More than 10 million Americans now identify as gay, lesbian, bisexual, or transgender, according to a new analysis by Gallup of its daily polling data.
The analysis, based on interviews with more than 1.6 million US adults over five years of data collection, suggests that this isn’t just because the population is growing but because more people are openly identifying as gay, lesbian, bisexual, or transgender than before. About 3.5 percent of American adults identified this way in 2012, while 4.1 percent did in 2016.
Younger generations are more likely to identify as gay, lesbian, bisexual, or transgender. According to Gallup, 7.3 percent of millennials identified as such in 2016, up from 5.8 percent in 2012. Just 3.2 percent of Generation X did in 2016 (the same as in 2012), 2.4 percent of baby boomers did (down from 2.7 percent in 2012), and 1.4 percent of traditionalists did (down from 1.8 percent in 2012).
Gallup found rises in identifying as gay, lesbian, bisexual, or transgender among men, women, all racial groups, all income groups, and all education levels. The two groups that weren’t more likely to identify as such were the moderately and highly religious.

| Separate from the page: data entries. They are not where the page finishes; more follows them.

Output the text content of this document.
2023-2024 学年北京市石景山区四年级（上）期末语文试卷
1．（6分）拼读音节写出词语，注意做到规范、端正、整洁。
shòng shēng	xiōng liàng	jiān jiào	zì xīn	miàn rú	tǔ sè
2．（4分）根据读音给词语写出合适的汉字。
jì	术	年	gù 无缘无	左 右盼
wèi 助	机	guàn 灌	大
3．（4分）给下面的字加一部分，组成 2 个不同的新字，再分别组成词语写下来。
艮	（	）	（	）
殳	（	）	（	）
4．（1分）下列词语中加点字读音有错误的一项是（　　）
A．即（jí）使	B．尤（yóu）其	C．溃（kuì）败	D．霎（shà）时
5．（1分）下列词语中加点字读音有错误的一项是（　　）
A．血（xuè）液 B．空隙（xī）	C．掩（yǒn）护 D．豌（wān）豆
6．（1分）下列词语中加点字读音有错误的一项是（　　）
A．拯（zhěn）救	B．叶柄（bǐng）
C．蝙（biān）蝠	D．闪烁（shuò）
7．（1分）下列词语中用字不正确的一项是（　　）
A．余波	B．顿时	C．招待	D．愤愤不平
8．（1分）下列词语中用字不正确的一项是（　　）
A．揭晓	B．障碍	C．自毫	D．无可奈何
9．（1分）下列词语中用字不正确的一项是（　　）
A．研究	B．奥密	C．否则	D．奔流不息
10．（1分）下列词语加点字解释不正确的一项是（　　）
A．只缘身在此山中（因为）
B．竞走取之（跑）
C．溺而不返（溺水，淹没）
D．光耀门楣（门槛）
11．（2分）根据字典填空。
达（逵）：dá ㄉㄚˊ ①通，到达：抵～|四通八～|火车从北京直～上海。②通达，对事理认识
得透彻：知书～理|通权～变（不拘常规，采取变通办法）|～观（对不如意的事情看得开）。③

The findings don’t necessarily mean that the number of people who are LGBTQ has increased over the past few years. Rather, the results may show that people are more willing to be open about their identities now that LGBTQ people are much more accepted in American society. After all, it’s likely no coincidence that the generation most accepting of LGBTQ rights — from same-sex marriage to trans rights — is also the most likely to say it identifies as gay, lesbian, bisexual, or transgender.
In some sense, then, the survey can be taken as a sign of progress: After centuries of oppression of LGBTQ people, more are willing to live their lives out in the open.